While we don’t intend to debate the merits (or otherwise) of each component of the Future Of Financial Advice (FoFA) reforms in this article, like everyone who is truly committed to building a robust and sustainable advice profession, at Business Health we have been following the discussion surrounding the reforms with great interest.

However, while it is always wise to have one eye on the forces shaping the environment of tomorrow, it is also prudent to understand where the marketplace is today and how well Australian advice practices are managing their current operational compliance obligations. It is here that the key findings from the recent Business Health Future Ready IV* research paper provides real insight.

*     Since 2002, Business Health has released a series of white papers providing a comprehensive insight into the health of the Australian advisory industry and its preparedness for the future. These papers have become known as the Future Ready analysis. The fourth in this series, Future Ready IV, has recently been released and is based on the consolidated analysis from Business Health’s HealthCheck data warehouse which now contains information on over a 2,000 Australian advisory practices.

As can be seen from the following graph, there has been very little movement in the “health” of Australian advisory firms in this critical area over the period 2007-2010.

One in three practices were assessed to be less than Fit (albeit against a quite stringent judging criteria) and 19% were rated as Poor or Average Health.

So what is contributing to these results? Of course it is always dangerous to generalise, and each business is unique and hence the challenges and solutions will vary between practices, we were able to identify the following flaws in many operational compliance regimes.

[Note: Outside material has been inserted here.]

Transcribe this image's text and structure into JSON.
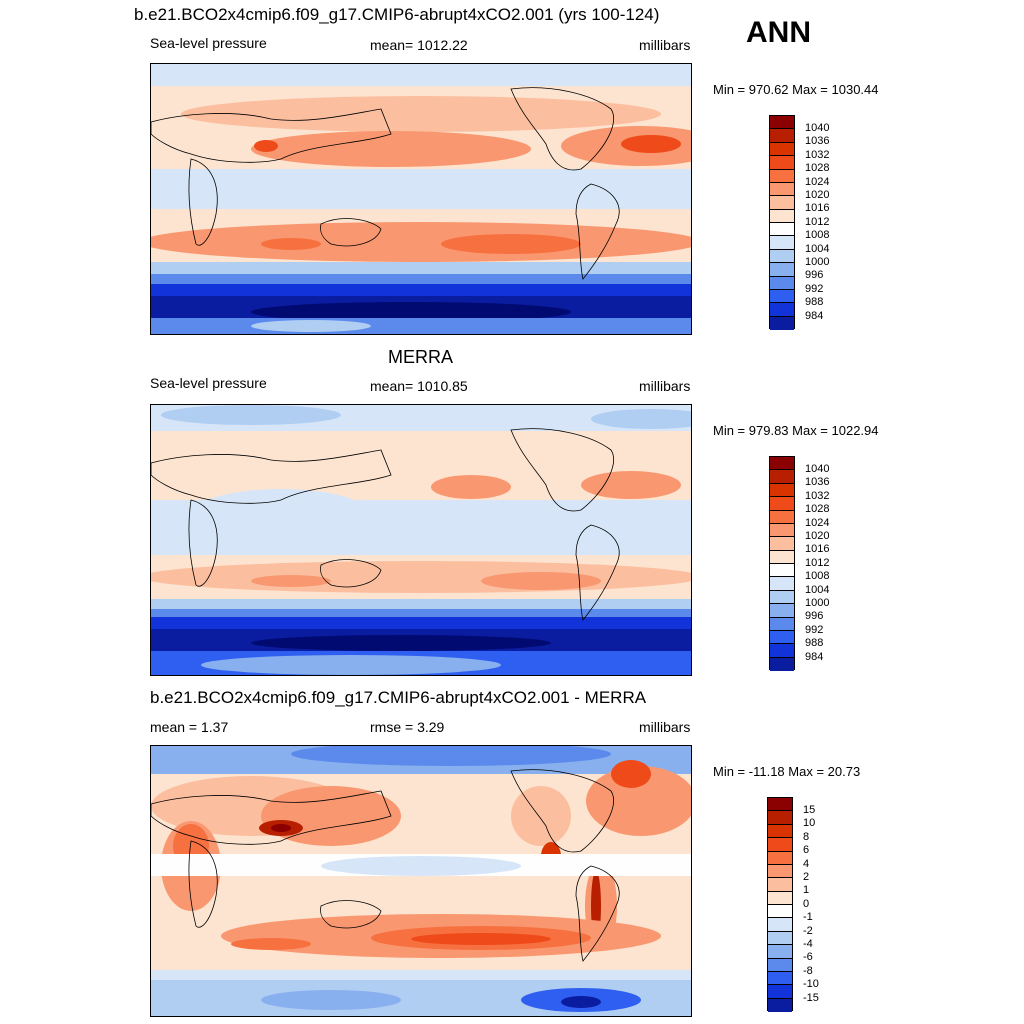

In the case of a dispute (and if a client’s recollection is different to the adviser’s), the quality of the file notes can bolster or destroy a case – let’s hope this does not become an expensive problem for the one in four advisers who are not currently file noting all of their client interations.

And, while such action is thankfully quite unlikely, in the situation where the original adviser has subsequently left the business, thorough files notes will allow someone else within the practice to deal confidently and competently with the client.

While outsourcing certain operations can be a prudent and cost effective business model, the practice principals still remain ultimately responsible for what their outsource partners do. They need to ensure that they can demonstrate that they have in place appropriate measures and processes to select suitable providers; monitor their performance and deal with any actions which may lead to a service breach. It becomes incredibly difficult (if not impossible) to do this if the relationship is not underpinned by a signed agreement.

Regardless of the FoFA reforms that are eventually passed into law, every licensee and advisory practice in the country will need to review their business systems and process and ensure they are operating within the requirements of the new framework. This may also present the ideal opportunity for them to address these issues.